Find way to raise money without dues: for instance, selling GNU/Linux merchandise to your members and to others.
Consider securing formal legal standing for the group, such as incorporation or tax-exempt status.
Find out if your meeting place is restricting growth of the LUG.
Meet in conjunction with swap meets, computer shows, or other community events where computer users -- i.e., potential GNU/Linux users -- are likely to gather.
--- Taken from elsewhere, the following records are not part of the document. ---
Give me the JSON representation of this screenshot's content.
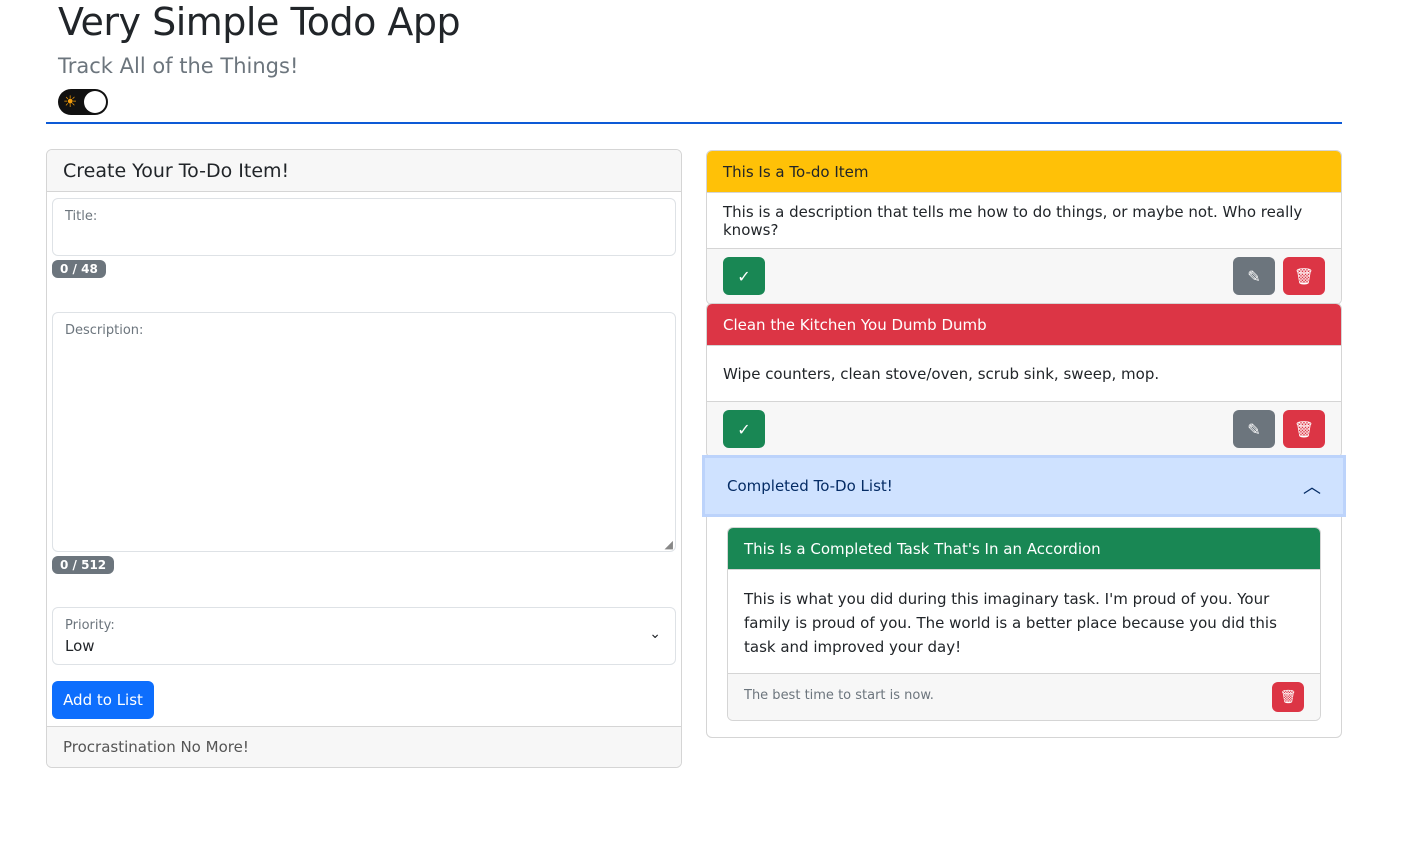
{
  "header": {
    "title": "Very Simple Todo App",
    "subtitle": "Track All of the Things!",
    "theme_toggle_icon": "sun-icon"
  },
  "form": {
    "card_title": "Create Your To-Do Item!",
    "title_label": "Title:",
    "title_value": "",
    "title_count": "0 / 48",
    "description_label": "Description:",
    "description_value": "",
    "description_count": "0 / 512",
    "priority_label": "Priority:",
    "priority_value": "Low",
    "submit_label": "Add to List",
    "footer": "Procrastination No More!"
  },
  "todos": [
    {
      "title": "This Is a To-do Item",
      "description": "This is a description that tells me how to do things, or maybe not. Who really knows?",
      "color": "#ffc107",
      "text_color": "#212529"
    },
    {
      "title": "Clean the Kitchen You Dumb Dumb",
      "description": "Wipe counters, clean stove/oven, scrub sink, sweep, mop.",
      "color": "#dc3545",
      "text_color": "#ffffff"
    }
  ],
  "completed": {
    "accordion_title": "Completed To-Do List!",
    "items": [
      {
        "title": "This Is a Completed Task That's In an Accordion",
        "description": "This is what you did during this imaginary task. I'm proud of you. Your family is proud of you. The world is a better place because you did this task and improved your day!",
        "footer": "The best time to start is now.",
        "color": "#198754"
      }
    ]
  }
}
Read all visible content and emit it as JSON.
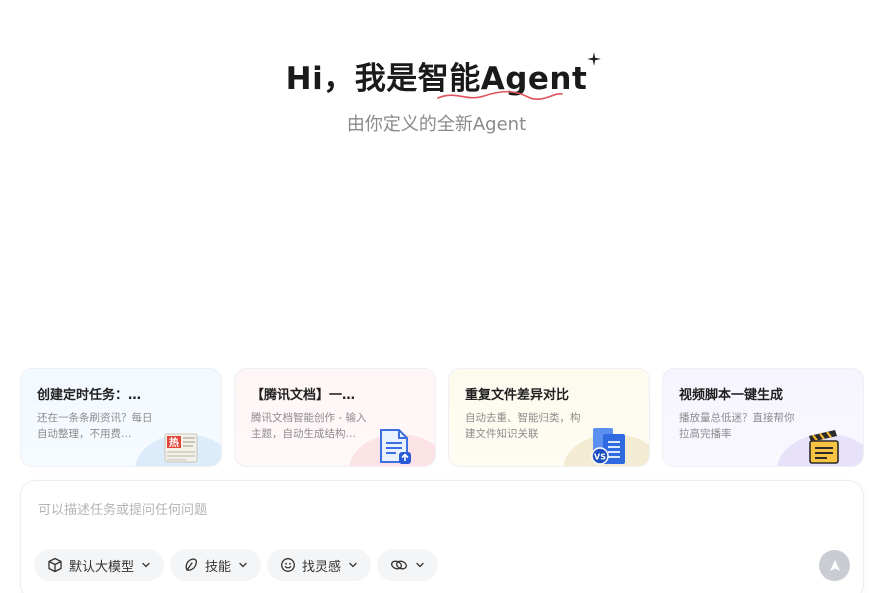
{
  "hero": {
    "title": "Hi，我是智能Agent",
    "subtitle": "由你定义的全新Agent"
  },
  "cards": [
    {
      "title": "创建定时任务：…",
      "desc": "还在一条条刷资讯？每日自动整理，不用费…",
      "icon": "hot-news-icon"
    },
    {
      "title": "【腾讯文档】一…",
      "desc": "腾讯文档智能创作 - 输入主题，自动生成结构…",
      "icon": "document-upload-icon"
    },
    {
      "title": "重复文件差异对比",
      "desc": "自动去重、智能归类，构建文件知识关联",
      "icon": "file-compare-icon"
    },
    {
      "title": "视频脚本一键生成",
      "desc": "播放量总低迷？直接帮你拉高完播率",
      "icon": "clapperboard-icon"
    }
  ],
  "input": {
    "placeholder": "可以描述任务或提问任何问题"
  },
  "tools": {
    "model_label": "默认大模型",
    "skills_label": "技能",
    "inspiration_label": "找灵感"
  },
  "colors": {
    "accent_squiggle": "#e0545d",
    "send_button": "#c9ccd3"
  }
}
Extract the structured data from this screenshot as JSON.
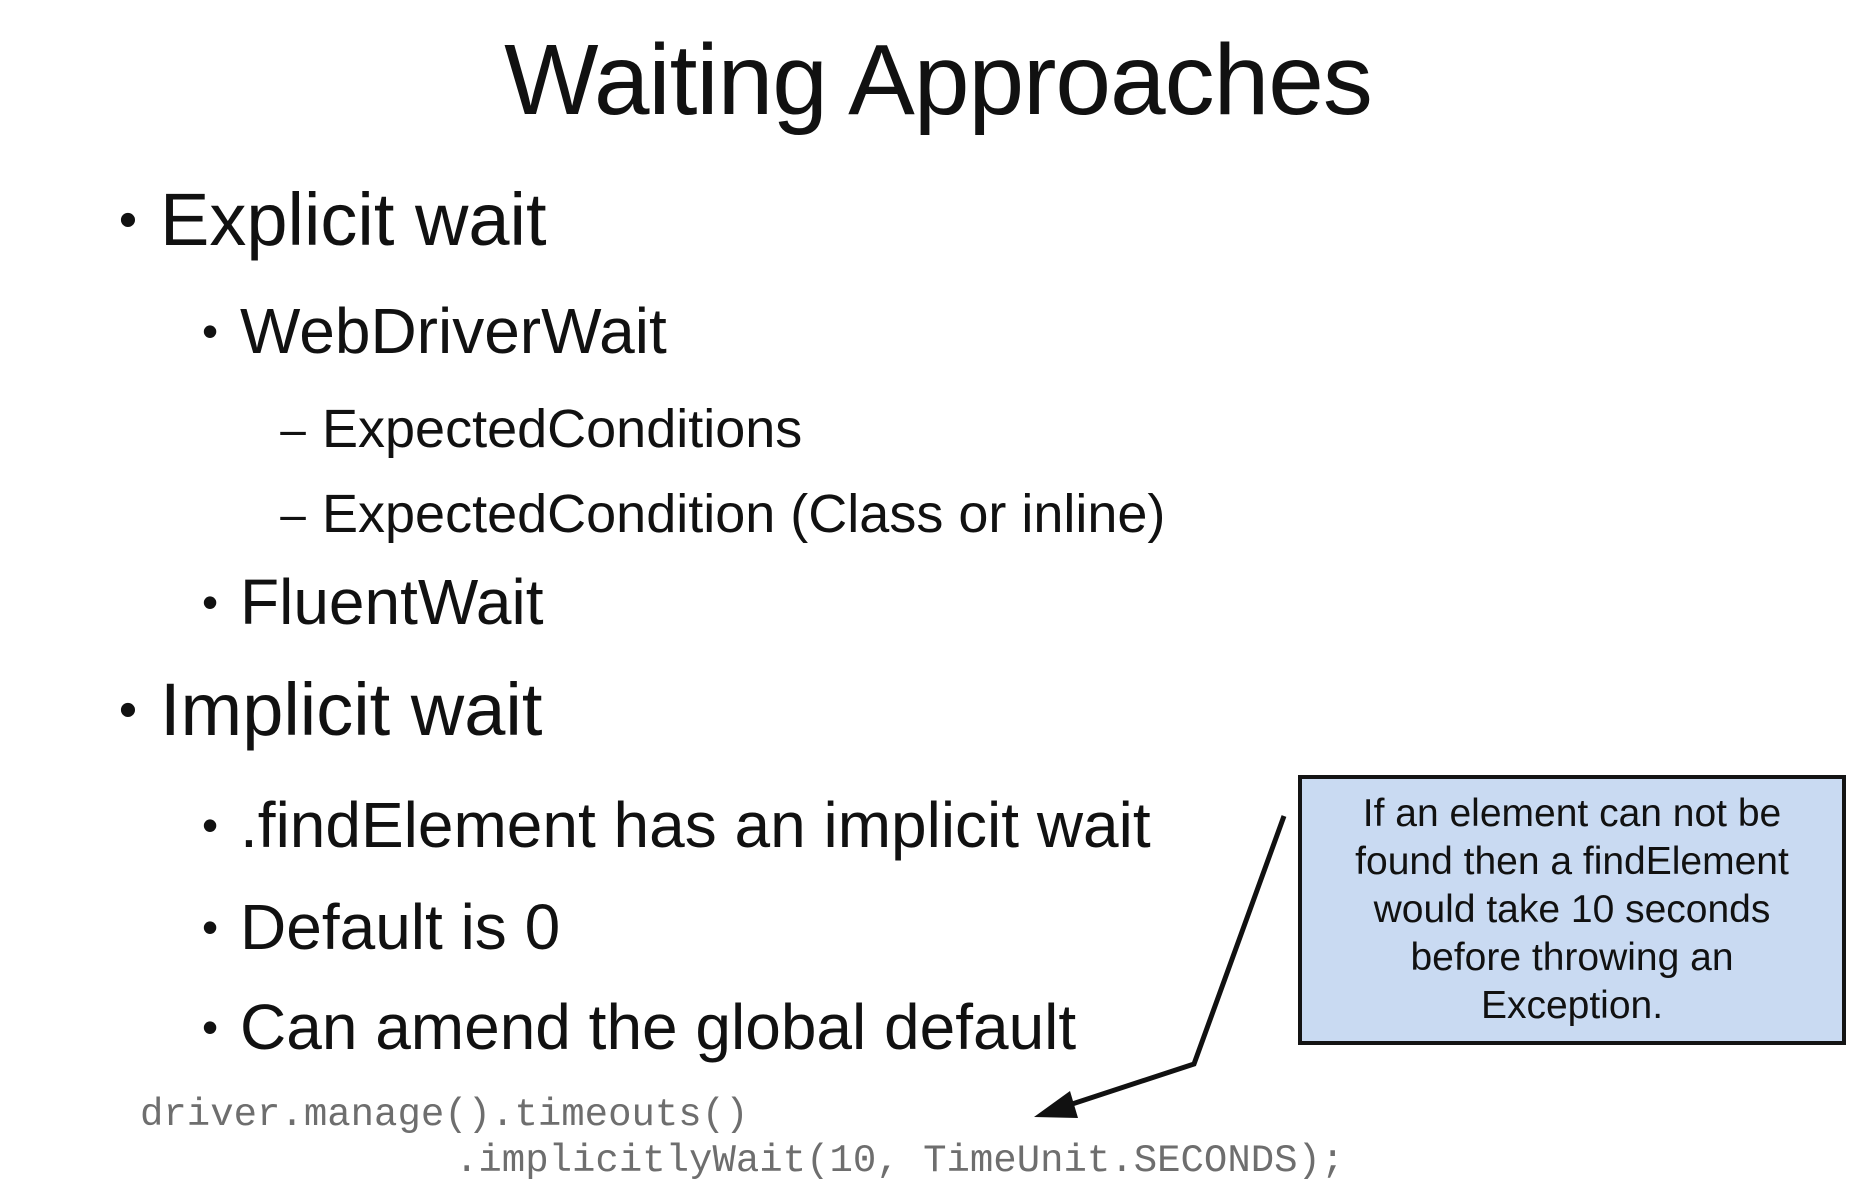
{
  "title": "Waiting Approaches",
  "bullets": {
    "explicit": {
      "label": "Explicit wait",
      "webdriverwait": "WebDriverWait",
      "expected_conditions": "ExpectedConditions",
      "expected_condition": "ExpectedCondition (Class or inline)",
      "fluentwait": "FluentWait"
    },
    "implicit": {
      "label": "Implicit wait",
      "find_element": ".findElement has an implicit wait",
      "default": "Default is 0",
      "amend": "Can amend the global default"
    },
    "bullet_symbol": "•",
    "dash_symbol": "–"
  },
  "code": {
    "line1": "driver.manage().timeouts()",
    "line2": ".implicitlyWait(10, TimeUnit.SECONDS);"
  },
  "callout": {
    "text": "If an element can not be found then a findElement would take 10 seconds before throwing an Exception."
  },
  "colors": {
    "callout_background": "#c9daf2",
    "code_text": "#6e6e6e",
    "text": "#111111"
  }
}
Elect formal leadership for the LUG as soon as practical: Some helpful officers might include President, Treasurer, Secretary, Meeting Host (general announcements, speaker introductions, opening and closing remarks, etc.), Publicity Coordinator (handles Usenet and e-mail postings, local publicity), and Program Coordinator (organises and schedules speakers at LUG meetings).
Provide ways for members and others to give feedback about the direction, goals, and strategies of the LUG.
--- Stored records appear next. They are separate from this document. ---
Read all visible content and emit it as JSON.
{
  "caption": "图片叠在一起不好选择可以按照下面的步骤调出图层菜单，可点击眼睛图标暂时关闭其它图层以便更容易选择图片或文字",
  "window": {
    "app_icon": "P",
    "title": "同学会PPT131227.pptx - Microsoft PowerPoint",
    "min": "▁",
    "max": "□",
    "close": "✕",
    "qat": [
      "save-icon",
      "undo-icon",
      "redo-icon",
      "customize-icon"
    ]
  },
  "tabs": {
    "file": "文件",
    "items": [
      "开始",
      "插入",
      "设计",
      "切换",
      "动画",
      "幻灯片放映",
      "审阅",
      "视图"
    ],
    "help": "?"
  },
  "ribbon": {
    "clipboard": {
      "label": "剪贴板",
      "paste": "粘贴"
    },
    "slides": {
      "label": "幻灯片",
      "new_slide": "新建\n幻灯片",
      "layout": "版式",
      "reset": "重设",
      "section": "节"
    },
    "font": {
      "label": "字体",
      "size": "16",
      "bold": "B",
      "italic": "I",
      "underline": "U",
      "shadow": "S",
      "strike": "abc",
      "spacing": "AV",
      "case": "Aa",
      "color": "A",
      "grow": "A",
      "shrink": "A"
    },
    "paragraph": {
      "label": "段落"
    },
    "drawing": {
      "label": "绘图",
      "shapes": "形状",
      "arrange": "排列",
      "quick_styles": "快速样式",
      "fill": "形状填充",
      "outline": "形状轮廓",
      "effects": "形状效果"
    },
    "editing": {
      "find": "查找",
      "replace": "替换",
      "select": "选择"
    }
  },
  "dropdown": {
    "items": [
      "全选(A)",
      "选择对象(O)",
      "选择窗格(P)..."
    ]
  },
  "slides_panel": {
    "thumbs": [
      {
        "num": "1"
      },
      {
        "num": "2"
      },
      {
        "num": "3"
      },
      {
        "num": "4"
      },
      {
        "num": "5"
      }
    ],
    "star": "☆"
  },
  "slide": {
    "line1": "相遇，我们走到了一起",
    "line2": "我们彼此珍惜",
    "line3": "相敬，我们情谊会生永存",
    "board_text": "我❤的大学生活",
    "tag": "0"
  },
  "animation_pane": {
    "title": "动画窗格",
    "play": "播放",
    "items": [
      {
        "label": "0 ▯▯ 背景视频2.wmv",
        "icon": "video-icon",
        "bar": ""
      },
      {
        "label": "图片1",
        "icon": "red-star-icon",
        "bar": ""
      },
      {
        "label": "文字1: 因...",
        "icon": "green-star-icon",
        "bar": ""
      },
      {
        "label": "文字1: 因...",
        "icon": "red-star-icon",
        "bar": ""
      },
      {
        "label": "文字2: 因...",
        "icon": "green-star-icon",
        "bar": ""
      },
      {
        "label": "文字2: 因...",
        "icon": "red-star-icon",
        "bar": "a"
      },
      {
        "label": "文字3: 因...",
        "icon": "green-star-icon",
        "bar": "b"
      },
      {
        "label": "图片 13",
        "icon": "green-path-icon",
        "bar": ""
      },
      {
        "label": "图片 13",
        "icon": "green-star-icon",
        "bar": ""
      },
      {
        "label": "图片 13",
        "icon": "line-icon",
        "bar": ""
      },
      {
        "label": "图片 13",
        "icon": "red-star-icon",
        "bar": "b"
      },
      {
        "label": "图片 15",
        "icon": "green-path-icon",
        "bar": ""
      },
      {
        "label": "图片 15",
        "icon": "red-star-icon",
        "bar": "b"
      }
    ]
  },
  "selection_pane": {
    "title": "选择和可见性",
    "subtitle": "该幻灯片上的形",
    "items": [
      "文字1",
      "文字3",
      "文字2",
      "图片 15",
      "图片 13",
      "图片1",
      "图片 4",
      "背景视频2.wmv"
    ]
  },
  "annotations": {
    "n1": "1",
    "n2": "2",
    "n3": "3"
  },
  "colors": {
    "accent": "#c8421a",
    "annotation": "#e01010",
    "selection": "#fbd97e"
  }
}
Support GNU/Linux and free software / open source development efforts by donating Web space, a mailing list, or an ftp site.
Establish an ftp/Web site for relevant software.
Archive everything the LUG does for the Web site.
Solicit "door prizes" from GNU/Linux vendors, VARs, etc. to give away at meetings.
Give credit where due.
Submit your LUG's information to all the LUG lists.
Publicise your meetings on appropriate Usenet groups and in local computer publications and newspapers.
Compose promotional materials, like PostScript files, for instance, members can use to help publicise the LUG at workplaces, bookstores, computer stores, etc.
Make sure you know what LUG members want the LUG to do.
Release press releases to local media outlets about any unusual LUG events like an Installation Fest, Net Day, etc.
Use LUG resources and members to help local non-profit organisations and schools with their Information Technology needs.
Advocate the use of our OS enthusiastically but responsibly.
Play to LUG members' strengths.
Maintain good relations with vendors, VARs, developers, etc.
Identify and contact consultants in your area.
Network with the leaders of other LUGs in your area, state, region, or country to share experiences, tricks, and resources.
Keep LUG members advised on the state of software -- new kernels, bugs, fixes, patches, security advisories -- and the state of the GNU/Linux world at large -- new ports, trademark and licensing issues, where Torvalds is living and working, etc.
Notify the Linux Documentation Project -- and other pertinent sources of GNU/Linux information -- about the documentation the LUG produces: technical presentations, tutorials, local HOWTOs, etc.